Conheci uma rapariga que apresentava uma séria erupção cutânea na face, que resistia a todas as tentativas de tratamento. No decorrer da análise (iniciada por uma razão completamente diferente), ela descobriu que tinha um sério problema de adaptação; segundo ela, ao candidatar se a um emprego, ocultava sempre o facto de ser judia, numa tentativa de salvar as aparências.
Era como se usasse continuamente uma máscara sobre o rosto. A reacção inconsciente a essa incapacidade de revelar o rosto expressava-se numa verdadeira erupção cutânea, que desapareceu quando ela se tornou capaz de expor, psicologicamente, o seu rosto.
A colectividade e a individualidade são um par de opostos polares; daí haver um relacionamento de oposição e de compensação entre a persona e a sombra. Quanto mais clara a persona, mais escura a sombra. Quanto mais a pessoa estiver identificada com o seu glorioso e maravilhoso papel social, quanto menos este for representado e reconhecido simplesmente como um papel, mais escura e negativa será, por ter sido negligenciada, a individualidade genuína da pessoa.

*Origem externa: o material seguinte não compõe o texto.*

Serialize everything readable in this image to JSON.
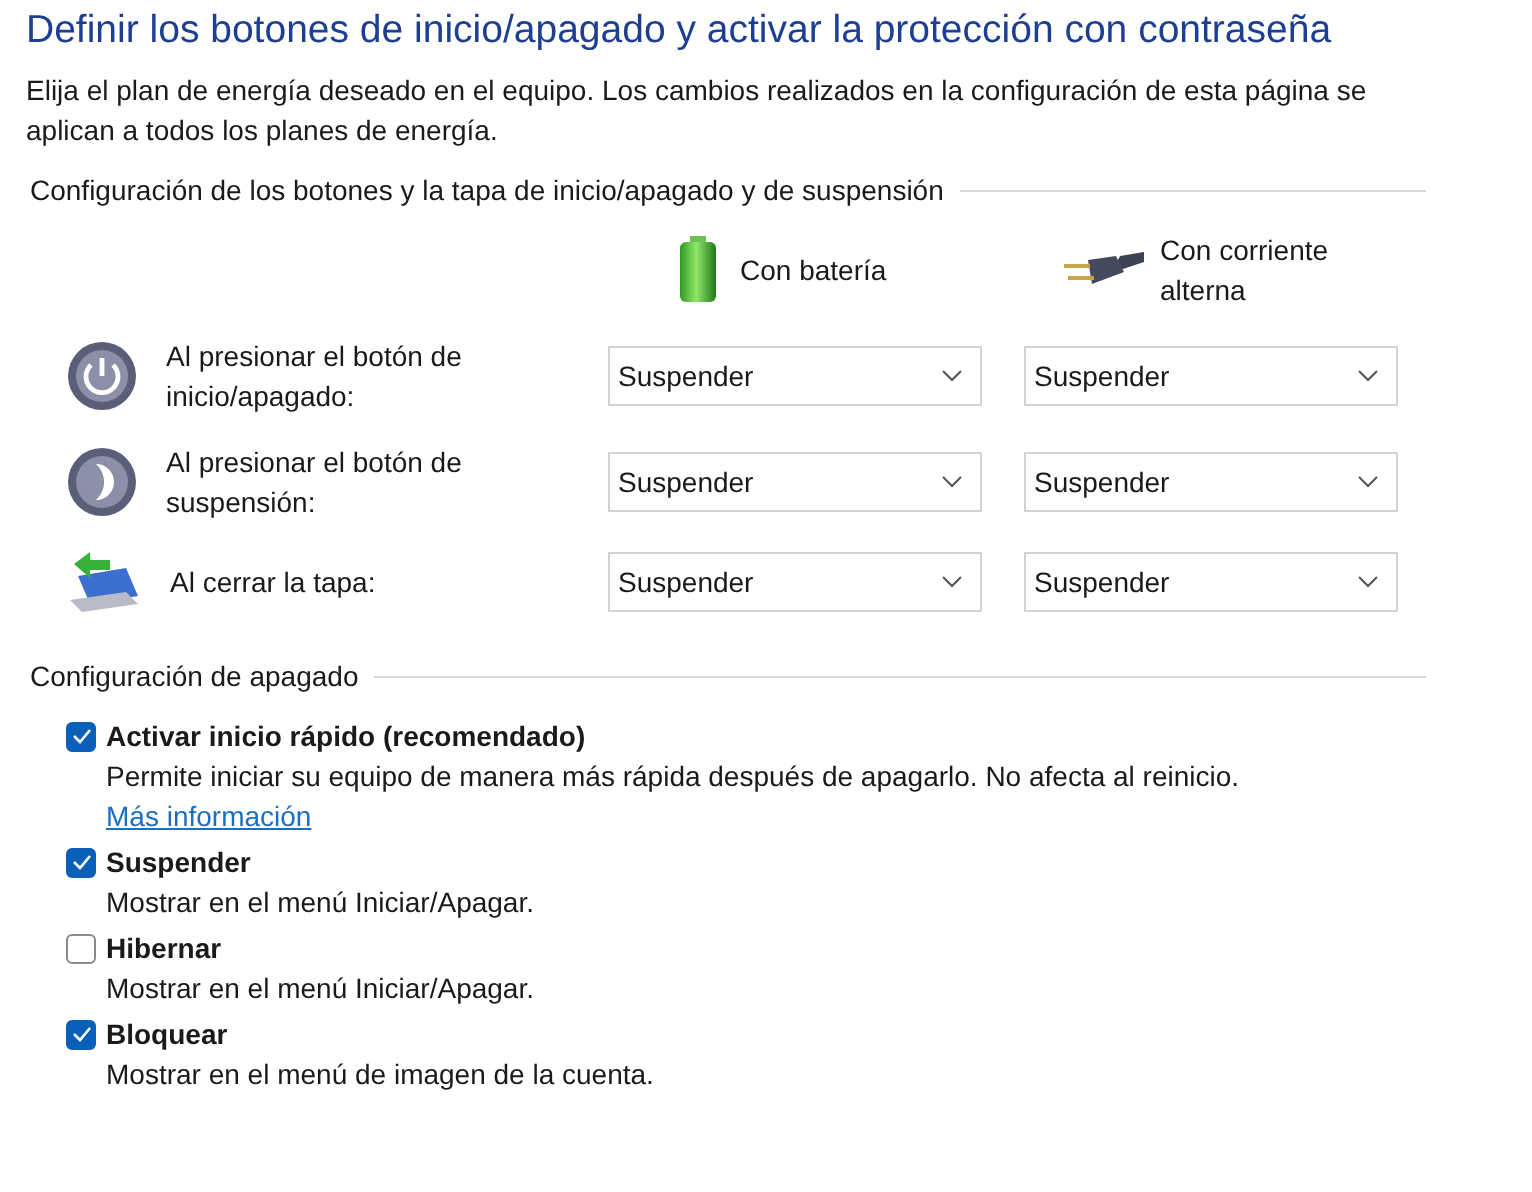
{
  "title": "Definir los botones de inicio/apagado y activar la protección con contraseña",
  "intro": "Elija el plan de energía deseado en el equipo. Los cambios realizados en la configuración de esta página se aplican a todos los planes de energía.",
  "buttons_section": {
    "heading": "Configuración de los botones y la tapa de inicio/apagado y de suspensión",
    "columns": [
      {
        "kind": "battery",
        "label": "Con batería"
      },
      {
        "kind": "plug",
        "label": "Con corriente alterna"
      }
    ],
    "rows": [
      {
        "kind": "power",
        "label": "Al presionar el botón de inicio/apagado:",
        "values": [
          "Suspender",
          "Suspender"
        ]
      },
      {
        "kind": "sleep",
        "label": "Al presionar el botón de suspensión:",
        "values": [
          "Suspender",
          "Suspender"
        ]
      },
      {
        "kind": "lid",
        "label": "Al cerrar la tapa:",
        "values": [
          "Suspender",
          "Suspender"
        ]
      }
    ]
  },
  "shutdown_section": {
    "heading": "Configuración de apagado",
    "options": [
      {
        "label": "Activar inicio rápido (recomendado)",
        "checked": true,
        "description": "Permite iniciar su equipo de manera más rápida después de apagarlo. No afecta al reinicio.",
        "link": "Más información"
      },
      {
        "label": "Suspender",
        "checked": true,
        "description": "Mostrar en el menú Iniciar/Apagar."
      },
      {
        "label": "Hibernar",
        "checked": false,
        "description": "Mostrar en el menú Iniciar/Apagar."
      },
      {
        "label": "Bloquear",
        "checked": true,
        "description": "Mostrar en el menú de imagen de la cuenta."
      }
    ]
  }
}
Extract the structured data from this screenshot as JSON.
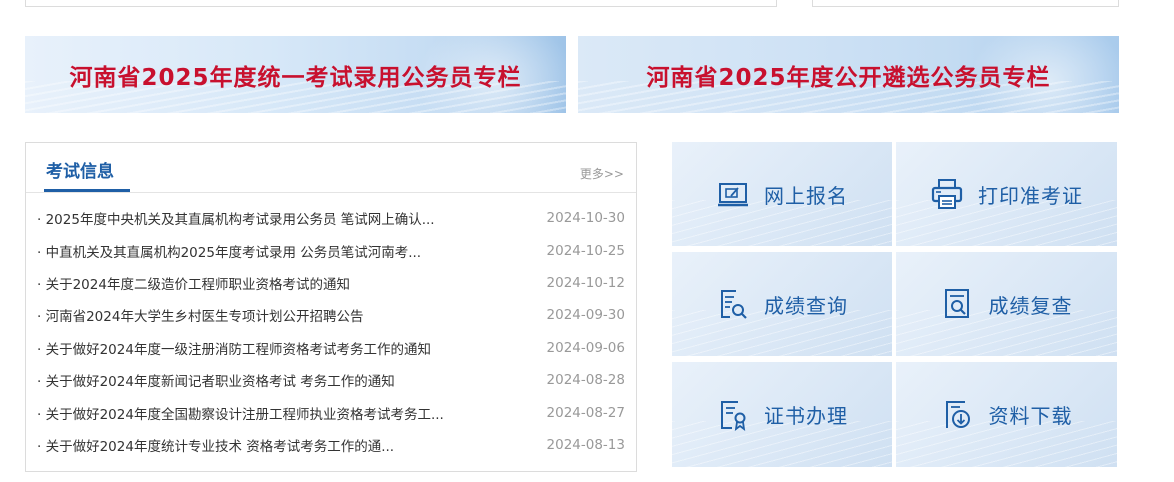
{
  "banners": [
    {
      "label": "河南省2025年度统一考试录用公务员专栏"
    },
    {
      "label": "河南省2025年度公开遴选公务员专栏"
    }
  ],
  "news": {
    "title": "考试信息",
    "more": "更多>>",
    "items": [
      {
        "title": "· 2025年度中央机关及其直属机构考试录用公务员 笔试网上确认...",
        "date": "2024-10-30"
      },
      {
        "title": "· 中直机关及其直属机构2025年度考试录用 公务员笔试河南考...",
        "date": "2024-10-25"
      },
      {
        "title": "· 关于2024年度二级造价工程师职业资格考试的通知",
        "date": "2024-10-12"
      },
      {
        "title": "· 河南省2024年大学生乡村医生专项计划公开招聘公告",
        "date": "2024-09-30"
      },
      {
        "title": "· 关于做好2024年度一级注册消防工程师资格考试考务工作的通知",
        "date": "2024-09-06"
      },
      {
        "title": "· 关于做好2024年度新闻记者职业资格考试 考务工作的通知",
        "date": "2024-08-28"
      },
      {
        "title": "· 关于做好2024年度全国勘察设计注册工程师执业资格考试考务工...",
        "date": "2024-08-27"
      },
      {
        "title": "· 关于做好2024年度统计专业技术 资格考试考务工作的通...",
        "date": "2024-08-13"
      }
    ]
  },
  "services": [
    {
      "label": "网上报名",
      "icon": "online-registration-icon"
    },
    {
      "label": "打印准考证",
      "icon": "printer-icon"
    },
    {
      "label": "成绩查询",
      "icon": "score-query-icon"
    },
    {
      "label": "成绩复查",
      "icon": "score-review-icon"
    },
    {
      "label": "证书办理",
      "icon": "certificate-icon"
    },
    {
      "label": "资料下载",
      "icon": "download-icon"
    }
  ],
  "colors": {
    "accent_blue": "#1f5fa6",
    "banner_red": "#c8102e",
    "date_gray": "#999999"
  }
}
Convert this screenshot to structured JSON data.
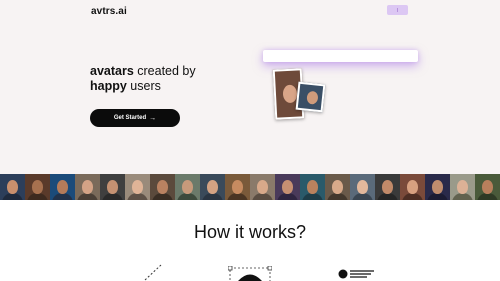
{
  "header": {
    "logo": "avtrs.ai",
    "button_label": ""
  },
  "hero": {
    "headline_bold_1": "avatars",
    "headline_rest_1": " created by",
    "headline_bold_2": "happy",
    "headline_rest_2": " users",
    "cta_label": "Get Started",
    "cta_arrow": "→",
    "input_value": ""
  },
  "strip": {
    "tiles": [
      {
        "bg": "#2c3e5a",
        "face": "#c98f6d",
        "body": "#1f2a3d"
      },
      {
        "bg": "#5a3a2a",
        "face": "#a7714f",
        "body": "#3d2a1f"
      },
      {
        "bg": "#1b4b7a",
        "face": "#b47b5a",
        "body": "#22324a"
      },
      {
        "bg": "#7a6a5a",
        "face": "#d4a386",
        "body": "#4a3f36"
      },
      {
        "bg": "#3f3f3f",
        "face": "#c49172",
        "body": "#2a2a2a"
      },
      {
        "bg": "#9a8b7b",
        "face": "#e0b497",
        "body": "#5e5147"
      },
      {
        "bg": "#5b4a3c",
        "face": "#b98261",
        "body": "#3a2e24"
      },
      {
        "bg": "#6b7a6a",
        "face": "#c79a7b",
        "body": "#3d4a3c"
      },
      {
        "bg": "#3a4a5a",
        "face": "#d3a283",
        "body": "#2a3542"
      },
      {
        "bg": "#7a5a3a",
        "face": "#c68b60",
        "body": "#4a3523"
      },
      {
        "bg": "#8a7a6a",
        "face": "#d8a98a",
        "body": "#5a4d42"
      },
      {
        "bg": "#4a3a5a",
        "face": "#c79072",
        "body": "#2f2540"
      },
      {
        "bg": "#2a5a6a",
        "face": "#b9825e",
        "body": "#1e3d48"
      },
      {
        "bg": "#6a5a4a",
        "face": "#d9aa8a",
        "body": "#43382d"
      },
      {
        "bg": "#5a6a7a",
        "face": "#e2b89c",
        "body": "#3a4652"
      },
      {
        "bg": "#3a3a3a",
        "face": "#c28a69",
        "body": "#262626"
      },
      {
        "bg": "#7a4a3a",
        "face": "#d7a080",
        "body": "#4d2e24"
      },
      {
        "bg": "#2a2a4a",
        "face": "#c08d6e",
        "body": "#1c1c33"
      },
      {
        "bg": "#9a9a8a",
        "face": "#dcb196",
        "body": "#62624f"
      },
      {
        "bg": "#4a5a3a",
        "face": "#b87f5c",
        "body": "#2f3a25"
      }
    ]
  },
  "section": {
    "title": "How it works?"
  }
}
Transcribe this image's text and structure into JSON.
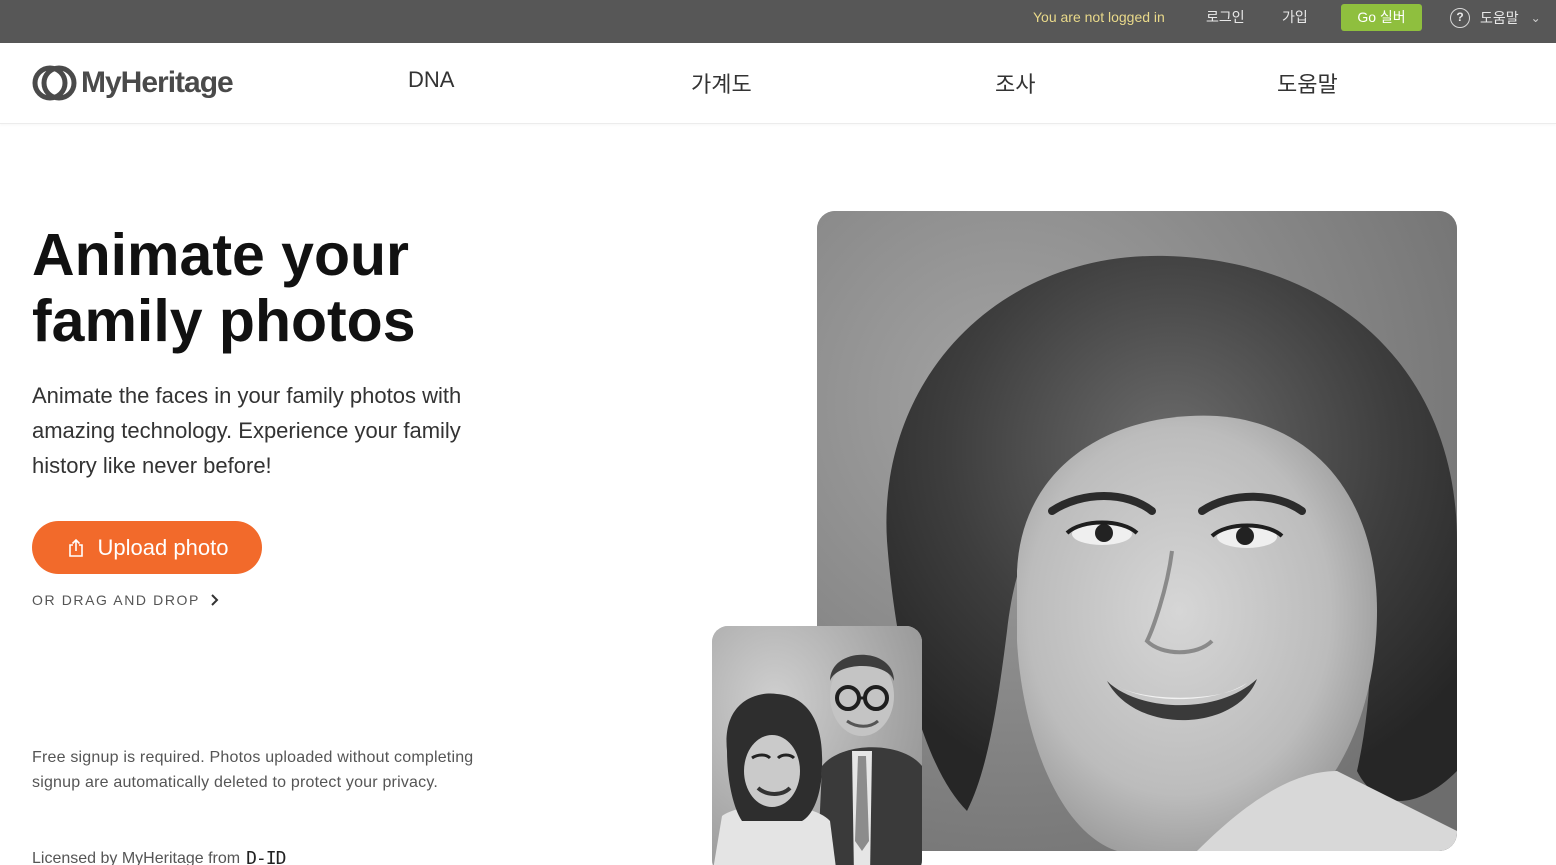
{
  "topbar": {
    "status": "You are not logged in",
    "login": "로그인",
    "signup": "가입",
    "go_silver": "Go 실버",
    "help": "도움말"
  },
  "brand": {
    "name": "MyHeritage"
  },
  "nav": {
    "items": [
      {
        "label": "DNA"
      },
      {
        "label": "가계도"
      },
      {
        "label": "조사"
      },
      {
        "label": "도움말"
      }
    ]
  },
  "hero": {
    "title_line1": "Animate your",
    "title_line2": "family photos",
    "subtitle": "Animate the faces in your family photos with amazing technology. Experience your family history like never before!",
    "upload_label": "Upload photo",
    "drag_drop": "OR DRAG AND DROP",
    "disclaimer": "Free signup is required. Photos uploaded without completing signup are automatically deleted to protect your privacy.",
    "licensed": "Licensed by MyHeritage from",
    "licensor_logo": "D-ID"
  },
  "icons": {
    "help": "help-circle-icon",
    "dropdown": "chevron-down-icon",
    "upload": "upload-icon",
    "arrow": "chevron-right-icon"
  },
  "colors": {
    "topbar_bg": "#575757",
    "status_text": "#e9d98a",
    "go_silver_bg": "#8fbf3e",
    "upload_button_bg": "#f26a2b"
  }
}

Por outro lado, a preocupação excessiva com a sombra, com o lado “mau” da pessoa – a preocupação excessiva com a aparência, com o quanto a pessoa é pouco atraente e desajeitada – pode acarretar uma persona bastante negativa, defensiva e infeliz. Essa persona negativa – isto é, inadaptada – encontrará expressão na inflexibilidade, na incerteza ou no comportamento primitivo e compulsivo.
Apesar de, à primeira vista, o ego se encontrar dentro e se manifestar através da persona, vimos que os dois não foram feitos para permanecer num estado de identidade. Somos actores no jogo social, mas também devemos participar de um outro jogo. Também fomos feitos para ser os nossos Si Mesmos individuais.